Le tatouage japonais

Le tatouage était associé à la mafia des «Yakusa». Ils étaient hors de la loi mais ils possédaient un strict code moral pour défendre le peuple. Ils exprimaient leurs idéaux à travers le tatouage. Le procès était douloureux, ce qui démontrait leur courage; il était permanent, ce qui démontrait leur loyauté et il était illégal ce qui les rendait des marginaux pour toujours.

Dans le tatouage japonais classique, on voit des héros légendaires et des motifs religieux qui peuvent être combinés avec des décorations florales, des lunes, des paysages et des animaux symboliques comme les dragons et les tigres, avec des fonds de vagues, de nuages et d’éclairs. Les dessins n’étaient pas petits puisque les Japonais ont déplacé la peinture traditionnelle aux corps, avec le résultat d’un grand dessin qui couvre la totalité du dos, de la poitrine et des côtes.

On croit que le tatouage du corps entier se constituait pour cacher les marques des châtiments.

A partir de la fin du XVIII siècle, on repère ses tatouages.
Les dessins les plus habituels étaient les bouddhistes et les scènes du «Sukoden». Ils représentaient un grand compromis émotionnel et économique. Chaque dessin s’associait à un attribut qui, à son tour, s'ajoutait à le personnalité de l’individu tatoué.

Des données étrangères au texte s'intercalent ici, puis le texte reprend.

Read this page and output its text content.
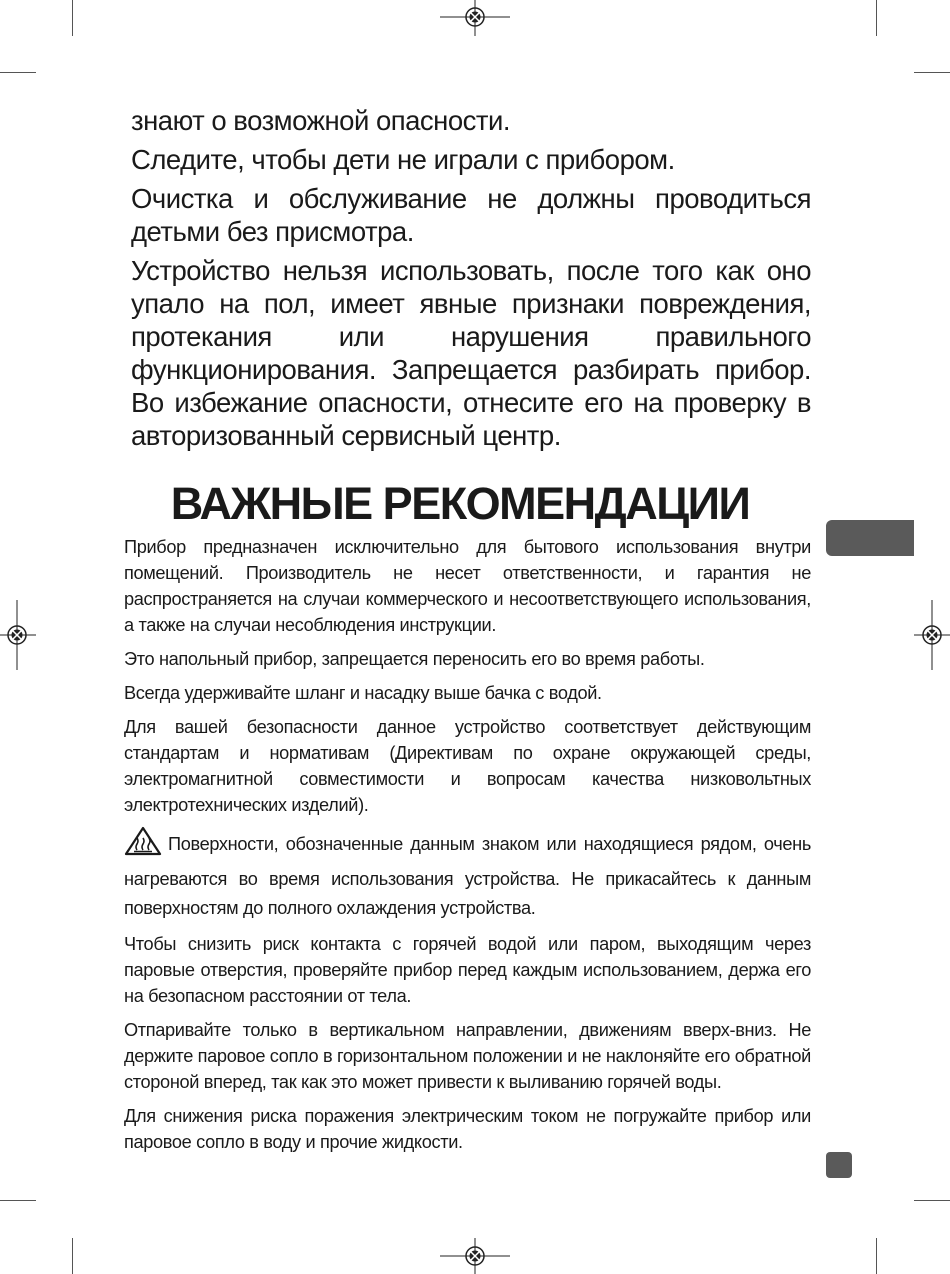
знают о возможной опасности.

Следите, чтобы дети не играли с прибором.

Очистка и обслуживание не должны проводиться детьми без присмотра.

Устройство нельзя использовать, после того как оно упало на пол, имеет явные признаки повреждения, протекания или нарушения правильного функционирования. Запрещается разбирать прибор. Во избежание опасности, отнесите его на проверку в авторизованный сервисный центр.

ВАЖНЫЕ РЕКОМЕНДАЦИИ

Прибор предназначен исключительно для бытового использования внутри помещений. Производитель не несет ответственности, и гарантия не распространяется на случаи коммерческого и несоответствующего использования, а также на случаи несоблюдения инструкции.

Это напольный прибор, запрещается переносить его во время работы.

Всегда удерживайте шланг и насадку выше бачка с водой.

Для вашей безопасности данное устройство соответствует действующим стандартам и нормативам (Директивам по охране окружающей среды, электромагнитной совместимости и вопросам качества низковольтных электротехнических изделий).

Поверхности, обозначенные данным знаком или находящиеся рядом, очень нагреваются во время использования устройства. Не прикасайтесь к данным поверхностям до полного охлаждения устройства.

Чтобы снизить риск контакта с горячей водой или паром, выходящим через паровые отверстия, проверяйте прибор перед каждым использованием, держа его на безопасном расстоянии от тела.

Отпаривайте только в вертикальном направлении, движениям вверх-вниз. Не держите паровое сопло в горизонтальном положении и не наклоняйте его обратной стороной вперед, так как это может привести к выливанию горячей воды.

Для снижения риска поражения электрическим током не погружайте прибор или паровое сопло в воду и прочие жидкости.
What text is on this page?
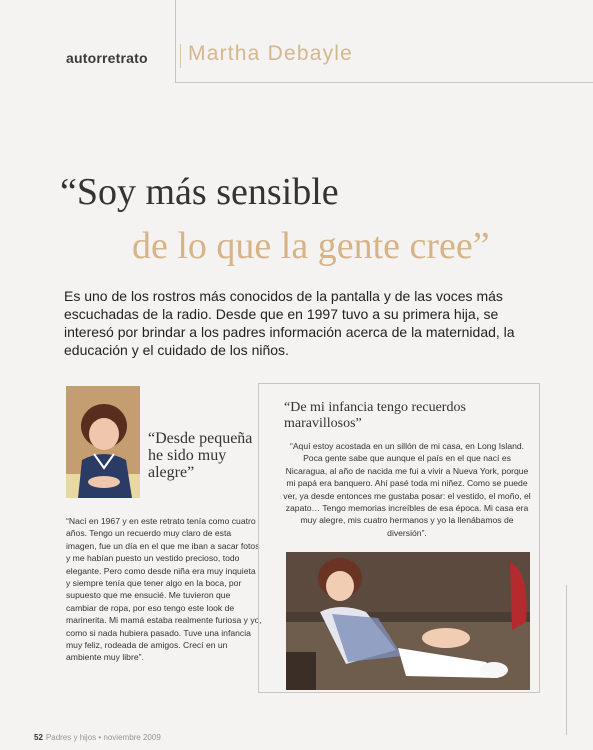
autorretrato Martha Debayle
“Soy más sensible
de lo que la gente cree”

Es uno de los rostros más conocidos de la pantalla y de las voces más escuchadas de la radio. Desde que en 1997 tuvo a su primera hija, se interesó por brindar a los padres información acerca de la maternidad, la educación y el cuidado de los niños.

“Desde pequeña he sido muy alegre”

“Nací en 1967 y en este retrato tenía como cuatro años. Tengo un recuerdo muy claro de esta imagen, fue un día en el que me iban a sacar fotos y me habían puesto un vestido precioso, todo elegante. Pero como desde niña era muy inquieta y siempre tenía que tener algo en la boca, por supuesto que me ensucié. Me tuvieron que cambiar de ropa, por eso tengo este look de marinerita. Mi mamá estaba realmente furiosa y yo, como si nada hubiera pasado. Tuve una infancia muy feliz, rodeada de amigos. Crecí en un ambiente muy libre”.

“De mi infancia tengo recuerdos maravillosos”

“Aquí estoy acostada en un sillón de mi casa, en Long Island. Poca gente sabe que aunque el país en el que nací es Nicaragua, al año de nacida me fui a vivir a Nueva York, porque mi papá era banquero. Ahí pasé toda mi niñez. Como se puede ver, ya desde entonces me gustaba posar: el vestido, el moño, el zapato… Tengo memorias increíbles de esa época. Mi casa era muy alegre, mis cuatro hermanos y yo la llenábamos de diversión”.

52 Padres y hijos • noviembre 2009
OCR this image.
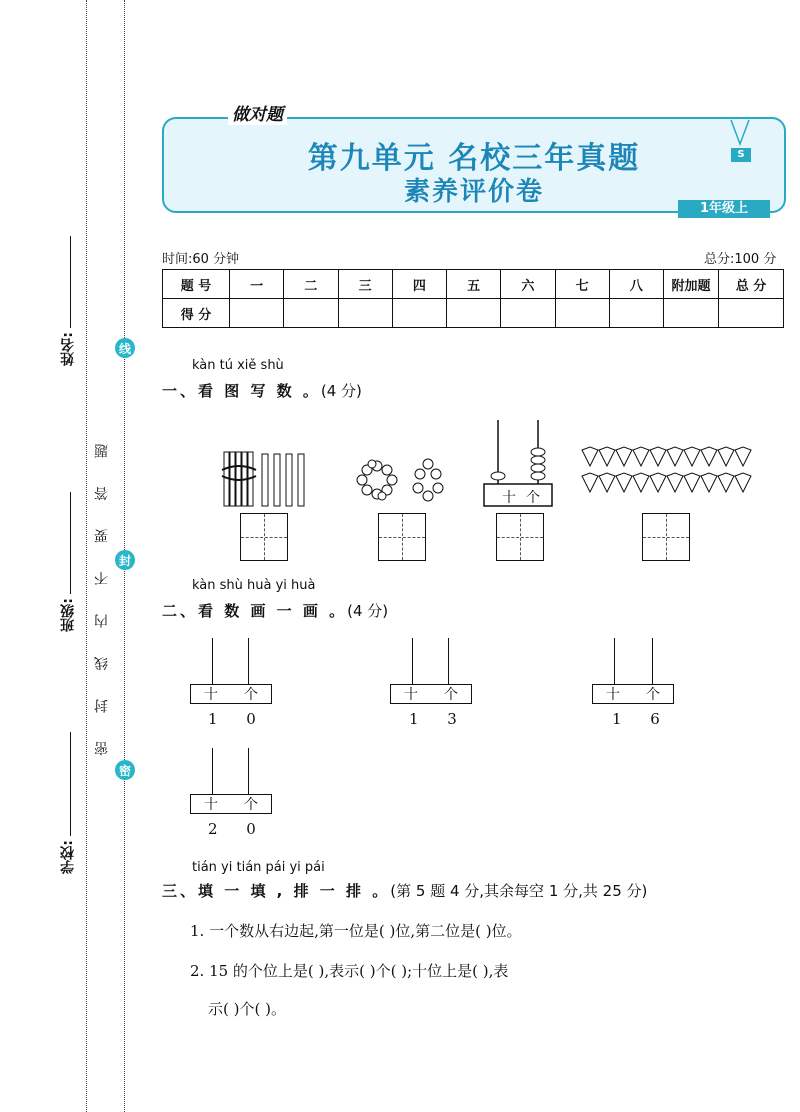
姓名:
班级:
学校:
密 封 线 内 不 要 答 题
线
封
密
第九单元 名校三年真题
素养评价卷
做对题
S
1年级上
时间:60 分钟	总分:100 分
题 号	一	二	三	四	五	六	七	八	附加题	总 分
得 分										
kàn tú xiě shù
一、看 图 写 数 。(4 分)
十 个
kàn shù huà yi huà
二、看 数 画 一 画 。(4 分)
十 个
1 0
十 个
1 3
十 个
1 6
十 个
2 0
tián yi tián pái yi pái
三、填 一 填 , 排 一 排 。(第 5 题 4 分,其余每空 1 分,共 25 分)
1. 一个数从右边起,第一位是( )位,第二位是( )位。
2. 15 的个位上是( ),表示( )个( );十位上是( ),表
示( )个( )。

Pendant le XVIII siècle, cet art devient une manie du collectionnisme parmi les classes ouvrières, surtout dû au best-seller chinois «Sukoden», dont les personnages étaient 108 marginaux considérés comme des héros puisqu’ils se rebellaient contre l’autorité.

Utagawa Kuniyoshi fit des plaques avec des images de chaque héros tatoué. De nos jours, elles sont considérées comme des pièces de collection.

Pendant cette période, en Edo, ancien nom de Tokyo, la culture populaire du Japon se développait.

L’art japonais d’imprimer le bois s’ajustait aux besoins de l’époque. Ces impressions s’appelaient Ukiyoe. Elles avaient une grande influence sur les tatouages. Fréquemment, on voyait les aimants qui portaient chacun la moitié d’un tatouage, dont ensembles formaient un seul tatouage (Irebokuro).
Les japonais formalisaient aussi leur relation avec les dieux, loin la quotidienneté, à travers les tatouages réalisés dans les temples.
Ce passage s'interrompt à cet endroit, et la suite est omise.